Interviews with more than two dozen voters in four of the seven key battleground states — Nevada, Georgia, Wisconsin and North Carolina — show that Mr. Trump’s challenge with this group remains his divisive personality, while Ms. Harris must reassure voters that she has a plan to make their lives more affordable again.
So where are we as early voting gets underway and Election Day is six weeks away? The latest polling show Harris edging ahead (even Nate Silver is now giving Kamala slightly positive odds), but with too many unknowns to make any sort of safe prediction. Here’s what the most recent NBC News poll found in a survey released this weekend.
The latest NBC News national poll shows Harris leading Trump 49%-44%, within the margin of error, while Trump holds advantages on the economy, inflation and the border.
By Matt Murray
A double-digit increase in popularity, rising Democratic enthusiasm and an early edge for representing “change” have vaulted Vice President Kamala Harris forward and reshuffled the 2024 presidential contest, according to a new national NBC News poll.
With just over six weeks until Election Day, the poll finds Harris with a 5-point lead over former President Donald Trump among registered voters, 49% to 44%. While that result is within the margin of error, it’s a clear shift from July’s poll, when Trump was ahead by 2 points before President Joe Biden’s exit.
But the transformation in the presidential contest goes well beyond the horse race. For starters, Harris’ favorability has jumped 16 points since July, the largest increase for any politician in NBC News polling since then-President George W. Bush’s standing surged after the 9/11 terrorist attacks.
Still, Trump holds important advantages on the economy and inflation, although those leads are smaller than they were when Biden was still in the contest. Two-thirds of voters say their family income is falling behind the cost of living, (TR note: not actually true, it’s probably closer to 20 percent) and voters ranked the cost of living as their top concern in the election.

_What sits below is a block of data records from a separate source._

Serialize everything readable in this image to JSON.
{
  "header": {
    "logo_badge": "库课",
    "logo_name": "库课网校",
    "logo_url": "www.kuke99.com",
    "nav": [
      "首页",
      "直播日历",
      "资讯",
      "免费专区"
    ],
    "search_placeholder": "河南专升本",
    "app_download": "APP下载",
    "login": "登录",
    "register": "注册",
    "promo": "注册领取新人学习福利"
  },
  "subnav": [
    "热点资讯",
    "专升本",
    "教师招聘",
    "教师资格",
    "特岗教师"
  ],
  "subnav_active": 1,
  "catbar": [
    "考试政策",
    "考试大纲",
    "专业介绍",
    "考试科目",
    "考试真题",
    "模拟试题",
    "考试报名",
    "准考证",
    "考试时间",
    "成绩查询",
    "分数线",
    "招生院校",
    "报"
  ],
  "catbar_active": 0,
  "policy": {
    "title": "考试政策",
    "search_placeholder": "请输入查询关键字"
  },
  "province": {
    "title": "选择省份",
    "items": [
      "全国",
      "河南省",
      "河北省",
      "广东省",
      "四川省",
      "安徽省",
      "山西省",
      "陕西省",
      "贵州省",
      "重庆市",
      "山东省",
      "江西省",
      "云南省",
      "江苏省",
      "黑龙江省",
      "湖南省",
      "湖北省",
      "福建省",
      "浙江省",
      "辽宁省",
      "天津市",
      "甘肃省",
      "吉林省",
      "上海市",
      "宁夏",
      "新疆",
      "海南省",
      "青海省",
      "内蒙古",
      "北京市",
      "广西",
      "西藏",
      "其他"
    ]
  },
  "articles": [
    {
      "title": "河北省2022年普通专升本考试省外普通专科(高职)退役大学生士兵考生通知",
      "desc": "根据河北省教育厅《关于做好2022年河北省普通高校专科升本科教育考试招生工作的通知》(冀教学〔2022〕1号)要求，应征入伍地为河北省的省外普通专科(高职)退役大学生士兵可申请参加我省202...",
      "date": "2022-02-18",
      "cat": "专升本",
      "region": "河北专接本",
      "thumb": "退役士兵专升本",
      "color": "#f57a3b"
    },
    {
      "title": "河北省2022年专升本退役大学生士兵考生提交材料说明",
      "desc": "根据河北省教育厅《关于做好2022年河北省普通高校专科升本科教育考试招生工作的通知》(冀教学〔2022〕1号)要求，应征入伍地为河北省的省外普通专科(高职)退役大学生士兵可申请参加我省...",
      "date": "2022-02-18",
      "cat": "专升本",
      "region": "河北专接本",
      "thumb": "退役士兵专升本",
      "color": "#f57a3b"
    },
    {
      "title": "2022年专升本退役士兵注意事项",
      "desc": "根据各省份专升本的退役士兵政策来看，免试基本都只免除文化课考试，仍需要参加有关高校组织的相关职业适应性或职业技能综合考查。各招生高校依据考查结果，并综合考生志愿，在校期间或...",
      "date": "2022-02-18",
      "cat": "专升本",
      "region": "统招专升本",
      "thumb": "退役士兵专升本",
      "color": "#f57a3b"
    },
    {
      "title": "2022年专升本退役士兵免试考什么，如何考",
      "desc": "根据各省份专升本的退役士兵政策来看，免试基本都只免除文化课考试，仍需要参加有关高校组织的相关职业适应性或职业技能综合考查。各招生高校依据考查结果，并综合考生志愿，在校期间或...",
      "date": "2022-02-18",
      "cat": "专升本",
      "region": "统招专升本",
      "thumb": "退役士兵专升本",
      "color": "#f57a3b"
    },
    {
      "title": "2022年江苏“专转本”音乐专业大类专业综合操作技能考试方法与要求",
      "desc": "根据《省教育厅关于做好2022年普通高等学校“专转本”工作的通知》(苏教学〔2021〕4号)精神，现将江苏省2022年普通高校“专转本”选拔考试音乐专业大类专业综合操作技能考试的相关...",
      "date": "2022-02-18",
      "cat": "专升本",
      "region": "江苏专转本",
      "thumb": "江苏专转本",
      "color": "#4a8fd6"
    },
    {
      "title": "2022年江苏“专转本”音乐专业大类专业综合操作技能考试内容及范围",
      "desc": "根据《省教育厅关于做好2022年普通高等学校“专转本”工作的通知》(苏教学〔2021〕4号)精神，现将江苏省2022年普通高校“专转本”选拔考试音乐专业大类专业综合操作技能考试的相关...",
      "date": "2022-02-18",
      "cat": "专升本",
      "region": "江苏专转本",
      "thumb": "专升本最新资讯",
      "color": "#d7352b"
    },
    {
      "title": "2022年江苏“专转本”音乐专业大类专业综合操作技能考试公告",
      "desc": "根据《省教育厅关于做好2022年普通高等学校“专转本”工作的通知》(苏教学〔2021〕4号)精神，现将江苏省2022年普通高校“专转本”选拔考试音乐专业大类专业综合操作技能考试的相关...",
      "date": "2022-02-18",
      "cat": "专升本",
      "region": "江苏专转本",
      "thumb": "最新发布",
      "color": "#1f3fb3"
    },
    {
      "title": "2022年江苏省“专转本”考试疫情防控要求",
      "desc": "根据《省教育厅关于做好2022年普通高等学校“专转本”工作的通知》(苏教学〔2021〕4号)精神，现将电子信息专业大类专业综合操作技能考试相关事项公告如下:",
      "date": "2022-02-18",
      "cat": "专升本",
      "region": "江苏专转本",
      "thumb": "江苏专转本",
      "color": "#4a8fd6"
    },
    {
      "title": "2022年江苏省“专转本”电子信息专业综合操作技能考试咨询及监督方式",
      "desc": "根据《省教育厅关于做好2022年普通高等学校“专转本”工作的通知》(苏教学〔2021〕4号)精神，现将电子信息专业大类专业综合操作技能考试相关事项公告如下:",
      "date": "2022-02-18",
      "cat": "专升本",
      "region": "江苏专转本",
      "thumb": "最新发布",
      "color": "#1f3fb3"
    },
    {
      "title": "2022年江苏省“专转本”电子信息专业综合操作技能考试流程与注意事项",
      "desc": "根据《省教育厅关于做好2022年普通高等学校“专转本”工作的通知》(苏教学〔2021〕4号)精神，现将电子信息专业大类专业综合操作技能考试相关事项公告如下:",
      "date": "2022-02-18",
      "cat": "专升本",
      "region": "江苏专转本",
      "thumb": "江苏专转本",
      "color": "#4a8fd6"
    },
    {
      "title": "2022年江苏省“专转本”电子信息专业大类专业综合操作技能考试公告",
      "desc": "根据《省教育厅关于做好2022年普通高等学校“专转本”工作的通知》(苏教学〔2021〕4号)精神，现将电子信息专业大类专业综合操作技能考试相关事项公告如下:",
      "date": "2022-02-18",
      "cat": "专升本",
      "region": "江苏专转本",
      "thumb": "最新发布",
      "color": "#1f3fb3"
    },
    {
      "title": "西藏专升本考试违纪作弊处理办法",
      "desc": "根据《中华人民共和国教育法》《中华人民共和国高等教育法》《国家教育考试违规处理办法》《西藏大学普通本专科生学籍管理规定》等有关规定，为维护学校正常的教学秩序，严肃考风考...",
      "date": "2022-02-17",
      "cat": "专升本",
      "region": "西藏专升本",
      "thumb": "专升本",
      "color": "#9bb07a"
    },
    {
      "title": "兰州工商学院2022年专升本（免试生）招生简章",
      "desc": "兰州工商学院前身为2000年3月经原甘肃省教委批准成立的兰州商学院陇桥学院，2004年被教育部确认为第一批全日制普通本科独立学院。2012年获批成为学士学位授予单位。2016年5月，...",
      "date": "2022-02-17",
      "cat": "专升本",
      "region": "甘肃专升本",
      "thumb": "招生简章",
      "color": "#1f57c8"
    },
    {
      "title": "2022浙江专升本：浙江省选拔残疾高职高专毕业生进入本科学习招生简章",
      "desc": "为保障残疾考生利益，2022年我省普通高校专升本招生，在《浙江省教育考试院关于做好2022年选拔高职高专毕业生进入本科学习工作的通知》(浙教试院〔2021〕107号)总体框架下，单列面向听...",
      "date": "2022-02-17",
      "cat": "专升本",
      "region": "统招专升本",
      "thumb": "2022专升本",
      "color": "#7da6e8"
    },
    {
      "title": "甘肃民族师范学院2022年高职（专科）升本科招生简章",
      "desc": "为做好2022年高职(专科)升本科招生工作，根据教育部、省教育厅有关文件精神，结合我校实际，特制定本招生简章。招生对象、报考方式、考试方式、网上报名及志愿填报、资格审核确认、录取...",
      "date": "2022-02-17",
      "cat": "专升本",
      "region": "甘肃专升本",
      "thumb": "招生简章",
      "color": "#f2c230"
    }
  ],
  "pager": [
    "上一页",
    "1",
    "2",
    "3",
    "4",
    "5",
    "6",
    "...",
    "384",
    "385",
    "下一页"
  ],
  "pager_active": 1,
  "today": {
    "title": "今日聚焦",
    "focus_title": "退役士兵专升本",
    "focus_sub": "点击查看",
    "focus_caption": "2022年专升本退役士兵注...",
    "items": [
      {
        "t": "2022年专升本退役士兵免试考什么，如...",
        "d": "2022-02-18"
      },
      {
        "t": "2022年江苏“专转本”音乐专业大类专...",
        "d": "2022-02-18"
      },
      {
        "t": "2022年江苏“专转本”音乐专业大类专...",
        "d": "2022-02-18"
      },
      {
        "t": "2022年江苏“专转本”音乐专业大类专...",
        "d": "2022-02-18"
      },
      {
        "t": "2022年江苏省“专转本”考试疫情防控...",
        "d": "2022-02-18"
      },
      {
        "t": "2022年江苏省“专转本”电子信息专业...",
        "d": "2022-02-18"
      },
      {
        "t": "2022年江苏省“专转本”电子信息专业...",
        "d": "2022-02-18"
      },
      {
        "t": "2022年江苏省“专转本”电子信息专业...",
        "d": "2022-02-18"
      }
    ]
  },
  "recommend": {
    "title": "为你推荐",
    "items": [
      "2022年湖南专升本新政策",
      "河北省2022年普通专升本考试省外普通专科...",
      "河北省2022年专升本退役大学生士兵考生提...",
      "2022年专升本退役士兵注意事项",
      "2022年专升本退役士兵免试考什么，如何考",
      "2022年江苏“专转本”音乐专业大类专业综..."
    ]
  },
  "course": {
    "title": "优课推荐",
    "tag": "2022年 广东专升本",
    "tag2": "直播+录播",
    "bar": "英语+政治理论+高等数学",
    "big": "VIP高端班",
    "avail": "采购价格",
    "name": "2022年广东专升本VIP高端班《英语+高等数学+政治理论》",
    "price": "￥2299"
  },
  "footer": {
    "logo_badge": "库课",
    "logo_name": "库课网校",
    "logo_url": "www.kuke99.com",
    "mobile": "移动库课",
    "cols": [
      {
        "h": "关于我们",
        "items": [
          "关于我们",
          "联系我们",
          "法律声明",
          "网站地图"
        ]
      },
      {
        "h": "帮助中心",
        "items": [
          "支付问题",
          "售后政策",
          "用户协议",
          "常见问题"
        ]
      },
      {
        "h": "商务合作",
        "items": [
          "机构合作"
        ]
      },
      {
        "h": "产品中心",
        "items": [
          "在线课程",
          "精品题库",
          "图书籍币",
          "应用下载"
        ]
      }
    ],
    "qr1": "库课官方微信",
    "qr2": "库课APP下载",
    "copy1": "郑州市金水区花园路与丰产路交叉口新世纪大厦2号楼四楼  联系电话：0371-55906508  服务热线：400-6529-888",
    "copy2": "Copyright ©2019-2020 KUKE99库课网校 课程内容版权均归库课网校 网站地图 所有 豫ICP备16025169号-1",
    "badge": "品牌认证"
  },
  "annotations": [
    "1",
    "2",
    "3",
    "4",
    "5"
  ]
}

What’s more, the poll shows that some of Trump’s erosion has come from Republicans who aren’t die-hard supporters of the former president — but who could come back home to him, like they did in 2016 and 2020.
“We have seen this movie before,” said McInturff. “They can get squishy on Trump, and then in the end they come back and they vote the way they’re going to vote on a Republican-versus-Democrat preference for Congress.”
Overall, the 2024 presidential race looks a lot like it did four years ago, both pollsters agree, with the Democratic nominee more popular than the Republican candidate, the electorate still deeply polarized, and the final result unclear.
And a late postscript: this morning’s NYT polling shows Trump moving ahead in Arizona, North Carolina and Georgia.
Hold on, it’s going to be a wild ride.
Meanwhile, time for a break. And for the next Redburn Reads, I promise to devote my attention to something other than politics.